Утром Михаила повели на допрос. Их посадили с Бородачом друг против друга. Первым пытали Ивана Ефимовича. Когда у него стали щипцами вырывать волосы из бороды, Зайцев едва не потерял сознание. Волосы вырывали с кожей. Кровь текла по шее, облепила сгустками бороду. Иван Ефимович скрипел зубами, кричал от боли, но упрямо повторял: «За хлебом шли...»
Вчерашний садист неистовствовал. В кипящем растворе соли он разогрел цыганские иглы и, вмонтировав их в специальный шприц, стал загонять Бородачу под ногти.
Полумертвого выволокли Ивана Ефимовича из комнаты.
Заячьими округлыми глазами смотрел Михаил, как садист кипятит иглы для него. Становилось жутко. Как в угаре услышал:
— Ну, а что будет сказать второй десантер? Тоже упрямство?
К Зайцеву надвигался палач со шприцем. Красный, словно напился крови. Нервное напряжение у Михаила было так велико, что едва игла коснулась ногтя, он потерял сознание.
Отлитый водой, пришел в себя. Сердце едва билось.
А садист снова схватил его руку. Укол под ноготь, и Зайцев по сумасшедшему взвыл. В этот момент вошел Грюнке.
— Отставить! — крикнул он по-русски. У Зайцева зазвенело в ушах.
— Я... я все скажу, все, — лепетал Михаил, глядя на немца тупым взором умалишенного.
Через час они пили с Грюнке кофе с коньяком. Немец — холеный, розовый, как молодой поросенок, Зайцев — худой, заросший щетиной, с ввалившимися глазами.
И Михаил рассказал все. Указал время передачи донесений и приема указаний из Центра. Волну, шифр, где запрятана рация. Узнав, что Михаил радист, Грюнке улыбнулся:
— Нам крупно повезло, — налил в фужеры коньяку и поднял тост «за умницу русского радиста Зайцева».
Давить Грюнке не спешил. Как паук, затягивал Зайцева в свою паутину подкупающей улыбкой. Когда Михаил захмелел, похлопал его по плечу.
— Мы не будем мешать вам, радист Зайцев! Мы вернем вас в лес выполнять свое задание.

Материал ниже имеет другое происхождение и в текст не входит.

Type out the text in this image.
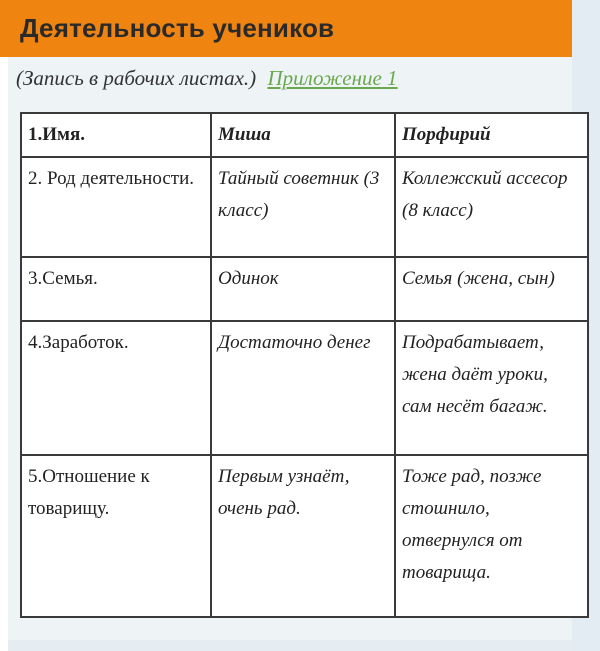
Деятельность учеников
(Запись в рабочих листах.) Приложение 1
1.Имя.	Миша	Порфирий
2. Род деятельности.	Тайный советник (3 класс)	Коллежский ассесор (8 класс)
3.Семья.	Одинок	Семья (жена, сын)
4.Заработок.	Достаточно денег	Подрабатывает, жена даёт уроки, сам несёт багаж.
5.Отношение к товарищу.	Первым узнаёт, очень рад.	Тоже рад, позже стошнило, отвернулся от товарища.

— Но я его не знаю. У меня был командир. Он знал цель.
— Мы вам поможем попасть к партизанам без командира.
Лицо Зайцева отразило откровенный испуг:
— Они меня повесят.
Криво улыбаясь, Грюнке налил в фужер искрящегося фруктового напитка и маленькими глотками выпил до дна.
— Не повесят. От виселицы вас спасет ваш бородатый друг.

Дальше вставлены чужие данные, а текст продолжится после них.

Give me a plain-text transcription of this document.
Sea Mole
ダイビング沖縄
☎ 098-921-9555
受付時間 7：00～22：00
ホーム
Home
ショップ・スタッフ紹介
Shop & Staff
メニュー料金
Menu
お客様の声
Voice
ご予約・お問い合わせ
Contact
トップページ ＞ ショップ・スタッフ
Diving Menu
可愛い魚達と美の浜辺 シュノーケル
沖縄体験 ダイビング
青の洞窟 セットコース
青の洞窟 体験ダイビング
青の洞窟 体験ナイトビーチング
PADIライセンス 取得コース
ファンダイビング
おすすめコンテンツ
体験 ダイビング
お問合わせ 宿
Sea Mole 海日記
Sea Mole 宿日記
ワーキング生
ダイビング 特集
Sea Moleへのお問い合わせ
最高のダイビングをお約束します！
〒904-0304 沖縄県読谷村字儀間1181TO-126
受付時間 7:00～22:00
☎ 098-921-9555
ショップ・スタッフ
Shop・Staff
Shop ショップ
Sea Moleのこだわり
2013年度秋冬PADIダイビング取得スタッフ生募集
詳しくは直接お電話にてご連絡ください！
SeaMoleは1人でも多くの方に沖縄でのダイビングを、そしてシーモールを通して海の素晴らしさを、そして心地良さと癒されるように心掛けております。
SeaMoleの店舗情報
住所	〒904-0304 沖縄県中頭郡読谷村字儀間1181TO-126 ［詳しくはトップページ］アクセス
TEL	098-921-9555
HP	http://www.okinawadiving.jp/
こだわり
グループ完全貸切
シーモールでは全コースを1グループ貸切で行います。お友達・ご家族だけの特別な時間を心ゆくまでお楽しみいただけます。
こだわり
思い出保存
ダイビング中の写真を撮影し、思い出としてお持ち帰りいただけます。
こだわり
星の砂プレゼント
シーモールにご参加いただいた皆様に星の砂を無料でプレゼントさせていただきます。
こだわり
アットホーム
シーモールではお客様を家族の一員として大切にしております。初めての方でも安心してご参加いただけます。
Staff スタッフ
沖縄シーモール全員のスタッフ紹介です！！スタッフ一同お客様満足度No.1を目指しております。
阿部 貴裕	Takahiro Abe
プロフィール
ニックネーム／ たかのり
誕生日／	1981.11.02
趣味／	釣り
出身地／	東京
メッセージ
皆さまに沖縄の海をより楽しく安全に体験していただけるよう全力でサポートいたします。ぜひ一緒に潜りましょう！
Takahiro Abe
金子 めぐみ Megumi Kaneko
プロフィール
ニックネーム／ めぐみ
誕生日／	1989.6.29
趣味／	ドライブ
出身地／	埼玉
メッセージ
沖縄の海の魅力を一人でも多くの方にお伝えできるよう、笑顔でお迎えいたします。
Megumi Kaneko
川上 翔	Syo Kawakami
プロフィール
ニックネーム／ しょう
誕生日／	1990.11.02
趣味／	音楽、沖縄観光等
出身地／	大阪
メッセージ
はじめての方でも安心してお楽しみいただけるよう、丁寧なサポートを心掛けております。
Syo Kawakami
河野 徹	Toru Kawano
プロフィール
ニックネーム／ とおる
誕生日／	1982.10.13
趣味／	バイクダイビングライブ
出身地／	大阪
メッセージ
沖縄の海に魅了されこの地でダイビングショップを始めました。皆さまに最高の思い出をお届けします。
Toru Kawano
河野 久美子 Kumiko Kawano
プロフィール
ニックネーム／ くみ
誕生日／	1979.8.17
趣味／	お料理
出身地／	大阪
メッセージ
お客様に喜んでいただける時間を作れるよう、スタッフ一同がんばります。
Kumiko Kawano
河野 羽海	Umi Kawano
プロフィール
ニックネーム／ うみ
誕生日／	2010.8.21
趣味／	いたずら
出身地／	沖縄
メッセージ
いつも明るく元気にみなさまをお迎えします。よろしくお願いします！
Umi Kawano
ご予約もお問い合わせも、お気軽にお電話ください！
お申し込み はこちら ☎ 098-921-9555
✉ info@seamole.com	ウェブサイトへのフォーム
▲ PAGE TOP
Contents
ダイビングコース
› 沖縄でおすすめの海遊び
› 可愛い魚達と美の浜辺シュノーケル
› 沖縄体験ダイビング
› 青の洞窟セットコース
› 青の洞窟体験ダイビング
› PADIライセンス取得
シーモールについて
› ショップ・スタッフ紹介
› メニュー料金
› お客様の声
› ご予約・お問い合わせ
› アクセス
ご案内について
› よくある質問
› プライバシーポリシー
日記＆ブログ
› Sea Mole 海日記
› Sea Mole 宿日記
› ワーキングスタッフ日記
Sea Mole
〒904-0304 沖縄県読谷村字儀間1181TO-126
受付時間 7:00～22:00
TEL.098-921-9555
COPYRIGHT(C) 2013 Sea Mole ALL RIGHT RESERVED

— Как?.. Он тоже?.. — вырвалось у Зайцева.
Грюнке ухмыльнулся:
— Тоже. Только на другой волне, как говорят русские радисты.
Зайцев ничего не понял. А Грюнке стал выкладывать план.
Сегодня же вечером их повезут на то место, где они приземлились. Ночью Зайцев должен будет пробраться в известный ему хутор и попросить укрытия в пятой от края хате. Грюнке заверил, что в этой хате живут «сугубо красные». Нужно им рассказать, как позавчера ночью подбили их самолет, как неудачно приземлился, подвернув ногу, как потом почти двое суток мерз в лесу, прячась от немцев. Рассказать о тайнике. Рано или поздно его сведут к партизанам.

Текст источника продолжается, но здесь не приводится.